Si La’eeb itu asalnya adalah kain ghutra berwarna putih bersih. Qatar dengan gentle membuat maskot bermotif mirip pocong sebagai penanda bahwa mereka sudah membunuh banyak pekerja migran dan melanggar HAM. Namun, hukum begitu licin dan lentur untuk ditegakkan di sana.
Qatar juga menampilkan Morgan Freeman, Ghanim Al-Muftah, dan pembacaan ayat Al-Quran dalam opening ceremony. Katanya, hal ini sudah menjadi simbol bahwa piala dunia Qatar menjunjung tinggi persatuan dan perdamaian. Alkohol, seks bebas, dan segala simbol LGBTQ juga dilarang. Aturan ketat khas Qatar, katanya.
Namun, ketika ada penonton Timnas Iran yang memegang jersey dengan name tag Mahsa Amini—perempuan yang ditangkap pasukan moral tentara Iran yang mengawasi implementasi peraturan hijab—sebagai bentuk protes kepada pemerintahan negaranya, justru ditertibkan oleh petugas keamanan stadion. Qatar memang tegas memerangi segala bentuk politik yang masuk ke stadion. Padahal, cara mereka melobi jadi tuan rumah piala dunia tempo lalu bisa dimasukkan dalam praktik politik global.
Di luar banyak yang menyebut bahwa Qatar menjadikan Morgan Freeman dan Ghanim Al-Muftah sebagai tameng semata. Namun, apa iya Qatar setega itu? Pasalnya, Morgan dan Ghanim tampak tulus sekali ketika menyampaikan pesan damai kepada dunia. Bahkan banyak yang menangis saat pembacaan Quran.
Piala dunia harus dirayakan, katanya. Makanya, buang saja pikiran-pikiran keruh. Karena kalau kita memelihara pikiran keruh tentang Qatar, yang muncul adalah kesedihan karena jumlah korban migran meninggal di Qatar ini setara dengan jumlah korban sebuah perang atau bencana alam skala besar.
Bangku Kosong (Mungkin) Bentuk Penghormatan Qatar untuk Korban Migran
Selain laga pembuka seperti yang sudah kita bahas di atas, Stadion Internasional Khalifa pada laga Inggris dan Iran juga sepi-sepi saja. Penonton yang menyaksikan di televisi juga bisa menyadari adanya jajaran bangku kosong di tribun yang menghadap kamera utama. Namun, alasannya cukup jelas, ada masalah akses di aplikasi FIFA Ticketing kala itu.
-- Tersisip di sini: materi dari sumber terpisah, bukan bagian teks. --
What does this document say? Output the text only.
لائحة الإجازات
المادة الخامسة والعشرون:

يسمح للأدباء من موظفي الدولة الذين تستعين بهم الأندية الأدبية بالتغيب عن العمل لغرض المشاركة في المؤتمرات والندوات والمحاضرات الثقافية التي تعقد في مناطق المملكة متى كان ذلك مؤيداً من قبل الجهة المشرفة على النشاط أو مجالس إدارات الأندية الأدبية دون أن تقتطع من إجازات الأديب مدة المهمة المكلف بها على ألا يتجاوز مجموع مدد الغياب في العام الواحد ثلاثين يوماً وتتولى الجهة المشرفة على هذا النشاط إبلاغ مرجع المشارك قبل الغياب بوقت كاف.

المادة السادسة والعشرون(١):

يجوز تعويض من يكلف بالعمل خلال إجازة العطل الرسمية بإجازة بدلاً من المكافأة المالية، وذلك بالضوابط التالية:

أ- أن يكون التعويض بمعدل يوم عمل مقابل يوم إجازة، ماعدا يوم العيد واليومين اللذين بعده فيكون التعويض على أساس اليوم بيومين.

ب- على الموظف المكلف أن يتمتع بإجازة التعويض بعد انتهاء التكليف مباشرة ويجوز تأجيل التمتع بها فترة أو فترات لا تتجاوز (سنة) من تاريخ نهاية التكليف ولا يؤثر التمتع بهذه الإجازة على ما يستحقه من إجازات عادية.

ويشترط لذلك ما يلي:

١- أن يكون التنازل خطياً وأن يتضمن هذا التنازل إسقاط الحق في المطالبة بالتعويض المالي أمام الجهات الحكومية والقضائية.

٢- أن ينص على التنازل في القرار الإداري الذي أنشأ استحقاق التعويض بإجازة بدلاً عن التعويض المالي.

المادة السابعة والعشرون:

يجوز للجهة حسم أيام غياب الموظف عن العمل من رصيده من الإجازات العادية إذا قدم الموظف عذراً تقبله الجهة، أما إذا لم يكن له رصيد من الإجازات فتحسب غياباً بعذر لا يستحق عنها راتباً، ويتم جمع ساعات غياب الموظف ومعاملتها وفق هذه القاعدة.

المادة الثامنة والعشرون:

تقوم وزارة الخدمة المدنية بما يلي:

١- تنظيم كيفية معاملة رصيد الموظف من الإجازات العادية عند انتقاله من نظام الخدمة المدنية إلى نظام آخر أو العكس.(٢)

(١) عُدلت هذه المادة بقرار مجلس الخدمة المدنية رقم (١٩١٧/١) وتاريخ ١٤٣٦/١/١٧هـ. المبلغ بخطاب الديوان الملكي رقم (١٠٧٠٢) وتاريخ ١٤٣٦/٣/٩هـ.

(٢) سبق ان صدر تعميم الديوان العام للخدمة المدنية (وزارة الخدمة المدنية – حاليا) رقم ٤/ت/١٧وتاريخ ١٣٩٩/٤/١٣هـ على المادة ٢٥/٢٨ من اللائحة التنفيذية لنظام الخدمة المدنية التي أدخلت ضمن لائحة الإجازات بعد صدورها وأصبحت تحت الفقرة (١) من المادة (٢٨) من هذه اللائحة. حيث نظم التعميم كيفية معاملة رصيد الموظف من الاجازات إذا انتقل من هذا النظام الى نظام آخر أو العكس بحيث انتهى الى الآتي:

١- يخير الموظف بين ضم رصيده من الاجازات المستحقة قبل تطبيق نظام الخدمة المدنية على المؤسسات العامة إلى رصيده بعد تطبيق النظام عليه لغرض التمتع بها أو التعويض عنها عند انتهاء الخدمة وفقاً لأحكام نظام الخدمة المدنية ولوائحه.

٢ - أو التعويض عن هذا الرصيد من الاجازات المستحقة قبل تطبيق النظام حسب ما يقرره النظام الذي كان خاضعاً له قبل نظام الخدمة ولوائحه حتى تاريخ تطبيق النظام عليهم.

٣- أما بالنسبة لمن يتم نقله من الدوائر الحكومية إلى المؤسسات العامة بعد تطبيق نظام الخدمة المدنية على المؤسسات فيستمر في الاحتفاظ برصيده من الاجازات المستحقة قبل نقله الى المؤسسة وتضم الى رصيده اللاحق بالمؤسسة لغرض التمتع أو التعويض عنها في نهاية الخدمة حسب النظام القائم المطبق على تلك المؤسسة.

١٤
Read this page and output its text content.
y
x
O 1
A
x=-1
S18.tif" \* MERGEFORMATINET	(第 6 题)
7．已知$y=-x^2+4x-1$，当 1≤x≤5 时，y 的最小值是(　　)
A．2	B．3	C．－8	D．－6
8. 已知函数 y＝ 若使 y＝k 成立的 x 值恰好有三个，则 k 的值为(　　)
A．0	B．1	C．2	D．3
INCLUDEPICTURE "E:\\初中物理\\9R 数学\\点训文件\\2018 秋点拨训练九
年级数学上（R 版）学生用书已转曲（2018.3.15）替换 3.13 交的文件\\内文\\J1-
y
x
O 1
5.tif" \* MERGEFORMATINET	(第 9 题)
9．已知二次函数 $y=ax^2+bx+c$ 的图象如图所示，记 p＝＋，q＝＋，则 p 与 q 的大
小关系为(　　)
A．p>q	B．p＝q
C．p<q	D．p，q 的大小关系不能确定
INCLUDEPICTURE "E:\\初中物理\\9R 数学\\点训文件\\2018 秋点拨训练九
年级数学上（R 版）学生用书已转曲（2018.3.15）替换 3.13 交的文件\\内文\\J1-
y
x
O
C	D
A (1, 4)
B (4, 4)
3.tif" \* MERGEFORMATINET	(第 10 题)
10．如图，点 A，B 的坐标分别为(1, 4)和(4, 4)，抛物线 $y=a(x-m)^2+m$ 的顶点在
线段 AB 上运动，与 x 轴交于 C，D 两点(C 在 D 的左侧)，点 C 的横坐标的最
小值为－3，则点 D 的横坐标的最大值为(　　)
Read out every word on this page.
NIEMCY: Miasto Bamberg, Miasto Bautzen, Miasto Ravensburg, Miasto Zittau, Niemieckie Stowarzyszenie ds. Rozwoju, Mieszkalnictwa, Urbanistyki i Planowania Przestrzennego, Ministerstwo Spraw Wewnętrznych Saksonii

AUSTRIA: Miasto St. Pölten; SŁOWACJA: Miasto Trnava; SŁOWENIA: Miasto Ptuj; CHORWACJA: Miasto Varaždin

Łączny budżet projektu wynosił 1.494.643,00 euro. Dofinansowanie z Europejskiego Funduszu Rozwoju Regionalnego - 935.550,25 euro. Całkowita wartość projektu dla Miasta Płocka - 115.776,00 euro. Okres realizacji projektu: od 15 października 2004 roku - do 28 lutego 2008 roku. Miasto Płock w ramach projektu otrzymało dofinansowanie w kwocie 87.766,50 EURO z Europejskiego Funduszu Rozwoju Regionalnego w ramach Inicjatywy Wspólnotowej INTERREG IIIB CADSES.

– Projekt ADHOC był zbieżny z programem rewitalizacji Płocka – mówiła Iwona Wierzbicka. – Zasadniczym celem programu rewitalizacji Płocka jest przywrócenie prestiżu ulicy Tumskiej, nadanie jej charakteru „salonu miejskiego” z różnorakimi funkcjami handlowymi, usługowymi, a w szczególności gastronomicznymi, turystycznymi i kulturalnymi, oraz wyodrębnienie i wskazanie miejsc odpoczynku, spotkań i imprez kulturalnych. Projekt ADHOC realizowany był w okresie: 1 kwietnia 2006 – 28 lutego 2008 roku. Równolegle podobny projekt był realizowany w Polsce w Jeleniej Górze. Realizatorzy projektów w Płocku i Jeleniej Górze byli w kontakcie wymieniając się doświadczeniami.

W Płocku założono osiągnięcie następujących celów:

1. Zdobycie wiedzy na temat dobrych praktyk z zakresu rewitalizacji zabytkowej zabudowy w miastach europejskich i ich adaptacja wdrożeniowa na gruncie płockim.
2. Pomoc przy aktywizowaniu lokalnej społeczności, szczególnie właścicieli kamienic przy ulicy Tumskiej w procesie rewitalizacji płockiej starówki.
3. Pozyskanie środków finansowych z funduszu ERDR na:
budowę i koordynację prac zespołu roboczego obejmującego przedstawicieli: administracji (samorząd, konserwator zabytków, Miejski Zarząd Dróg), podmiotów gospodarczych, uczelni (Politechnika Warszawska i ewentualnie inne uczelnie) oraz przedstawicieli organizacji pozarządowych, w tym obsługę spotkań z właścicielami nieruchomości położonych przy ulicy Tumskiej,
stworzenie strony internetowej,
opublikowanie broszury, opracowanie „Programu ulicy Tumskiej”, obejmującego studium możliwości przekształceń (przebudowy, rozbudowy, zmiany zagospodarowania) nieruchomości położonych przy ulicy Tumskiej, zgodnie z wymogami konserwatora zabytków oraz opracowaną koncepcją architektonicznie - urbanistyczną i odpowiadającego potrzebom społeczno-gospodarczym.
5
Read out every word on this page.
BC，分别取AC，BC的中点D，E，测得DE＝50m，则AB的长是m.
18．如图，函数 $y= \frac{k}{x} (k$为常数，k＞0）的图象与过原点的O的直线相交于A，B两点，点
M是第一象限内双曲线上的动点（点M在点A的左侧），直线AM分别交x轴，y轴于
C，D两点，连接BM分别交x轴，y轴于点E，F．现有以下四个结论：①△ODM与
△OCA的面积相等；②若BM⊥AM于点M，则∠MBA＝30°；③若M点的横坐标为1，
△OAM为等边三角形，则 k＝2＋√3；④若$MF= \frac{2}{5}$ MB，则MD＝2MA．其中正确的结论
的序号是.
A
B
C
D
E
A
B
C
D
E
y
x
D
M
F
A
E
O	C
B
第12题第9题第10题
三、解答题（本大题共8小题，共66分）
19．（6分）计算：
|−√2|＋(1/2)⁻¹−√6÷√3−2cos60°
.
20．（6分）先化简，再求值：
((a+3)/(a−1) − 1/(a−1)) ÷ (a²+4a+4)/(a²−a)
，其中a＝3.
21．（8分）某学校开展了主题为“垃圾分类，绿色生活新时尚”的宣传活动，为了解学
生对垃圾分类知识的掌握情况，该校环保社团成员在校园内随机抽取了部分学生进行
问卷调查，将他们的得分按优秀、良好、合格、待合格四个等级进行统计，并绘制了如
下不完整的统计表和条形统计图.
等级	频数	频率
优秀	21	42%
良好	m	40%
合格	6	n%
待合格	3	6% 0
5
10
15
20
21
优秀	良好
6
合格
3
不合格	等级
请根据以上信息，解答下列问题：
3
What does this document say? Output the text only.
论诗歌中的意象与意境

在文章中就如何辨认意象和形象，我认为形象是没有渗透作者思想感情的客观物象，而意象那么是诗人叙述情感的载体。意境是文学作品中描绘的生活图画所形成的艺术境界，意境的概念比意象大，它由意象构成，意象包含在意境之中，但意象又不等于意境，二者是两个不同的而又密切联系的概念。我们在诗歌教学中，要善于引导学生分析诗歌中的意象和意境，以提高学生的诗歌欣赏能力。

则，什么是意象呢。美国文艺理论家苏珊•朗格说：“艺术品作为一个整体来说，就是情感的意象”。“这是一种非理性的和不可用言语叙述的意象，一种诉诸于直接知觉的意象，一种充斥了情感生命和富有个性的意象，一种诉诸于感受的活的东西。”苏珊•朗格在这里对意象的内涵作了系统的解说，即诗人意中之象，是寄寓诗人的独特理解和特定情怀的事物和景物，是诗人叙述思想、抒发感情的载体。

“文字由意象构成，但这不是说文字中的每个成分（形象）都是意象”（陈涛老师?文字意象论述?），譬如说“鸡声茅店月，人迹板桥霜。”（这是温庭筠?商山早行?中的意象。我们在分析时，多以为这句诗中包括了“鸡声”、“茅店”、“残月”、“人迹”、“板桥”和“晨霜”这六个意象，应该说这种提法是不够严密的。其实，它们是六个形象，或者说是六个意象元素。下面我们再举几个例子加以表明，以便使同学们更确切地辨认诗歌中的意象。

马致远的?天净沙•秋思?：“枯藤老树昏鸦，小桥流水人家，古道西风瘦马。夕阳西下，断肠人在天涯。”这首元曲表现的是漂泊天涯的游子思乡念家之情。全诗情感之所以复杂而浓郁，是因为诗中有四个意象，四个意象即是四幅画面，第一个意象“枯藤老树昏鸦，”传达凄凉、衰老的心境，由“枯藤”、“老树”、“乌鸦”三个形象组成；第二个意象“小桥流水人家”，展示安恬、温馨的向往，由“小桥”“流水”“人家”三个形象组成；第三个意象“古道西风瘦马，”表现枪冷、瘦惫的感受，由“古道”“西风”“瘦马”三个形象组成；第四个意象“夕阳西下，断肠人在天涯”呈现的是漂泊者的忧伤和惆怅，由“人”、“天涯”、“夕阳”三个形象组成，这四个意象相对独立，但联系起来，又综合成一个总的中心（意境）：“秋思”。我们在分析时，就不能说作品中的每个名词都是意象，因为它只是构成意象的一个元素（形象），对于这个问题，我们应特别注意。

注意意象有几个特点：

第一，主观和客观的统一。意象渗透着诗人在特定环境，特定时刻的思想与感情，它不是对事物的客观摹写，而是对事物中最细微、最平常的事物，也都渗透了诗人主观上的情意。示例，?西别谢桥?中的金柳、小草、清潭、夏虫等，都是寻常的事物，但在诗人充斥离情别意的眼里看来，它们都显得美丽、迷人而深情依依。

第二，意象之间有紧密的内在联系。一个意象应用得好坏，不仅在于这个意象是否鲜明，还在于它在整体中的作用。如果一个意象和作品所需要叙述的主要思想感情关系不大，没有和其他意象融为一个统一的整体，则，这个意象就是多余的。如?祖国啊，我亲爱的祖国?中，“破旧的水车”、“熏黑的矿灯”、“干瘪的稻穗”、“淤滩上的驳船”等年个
Sepi di laga Iran kontra Inggris cukup masuk akal karena mereka adalah negara tamu. Sedangkan pemandangan di Stadion Al Bayt dalam laga antara tuan rumah melawan Ekuador cukup memilukan. Ditambah, laga diselenggarakan setelah opening ceremony.
The Guardian melaporkan bahwa ada beberapa warga Qatar yang membeli lebih dari 20 tiket pertandingan menggunakan dua akun FIFA. Tiket ini tidak dijual lagi. Warga Qatar kalau gabut ternyata tidak main catur di pos ronda, tapi beli tiket piala dunia dengan harga jutaan.
Bagi saya, dua alasan di atas tidak masuk akal. Jika masalahnya adalah ticketing, kemungkinan paling banyak dilaporkan adalah laga Amerika kontra Wales. Sebanyak 500 orang melakukan penukaran tiket di Doha Exhibition & Convention Center (DEEC). 500 orang ini tidak ada apa-apanya ketimbang jumlah bangku di Stadion Ahmad bin Ali yang berjumlah 45 ribu bangku.
FIFA mengabarkan jika jumlah penonton Qatar vs Ekuador adalah 67.372 dengan kapasitas Stadion Al-Bayt (yang sudah direnovasi) 68.895 orang. Artinya, bangku stadion hanya kosong sebanyak 1.523 bangku. Namun, dalam pantauan kamera dan siaran langsung, banyaknya penonton laga itu bisa diadu dengan jumlah penonton Persiba Bantul di Stadion Sultan Agung. Sama-sama sepi.
Apakah Qatar dan FIFA memanipulasi angka-angka ini? Oh, jelas tidak. Opini saya sih, ini justru bentuk respect Qatar kepada korban migran yang berjatuhan selama proses pembangunan stadion.
Pada Maret 2022, Nottingham Forest mengosongkan 97 kursi ketika menjamu Liverpool. 97 bangku yang dikosongkan ini merupakan jumlah korban fans Liverpool yang meninggal pada tragedi Hillsborough. Kedua tim ini pernah ketemu pada tahun 1989 dan 97 penonton meninggal karena berdesakan ketika masuk stadion.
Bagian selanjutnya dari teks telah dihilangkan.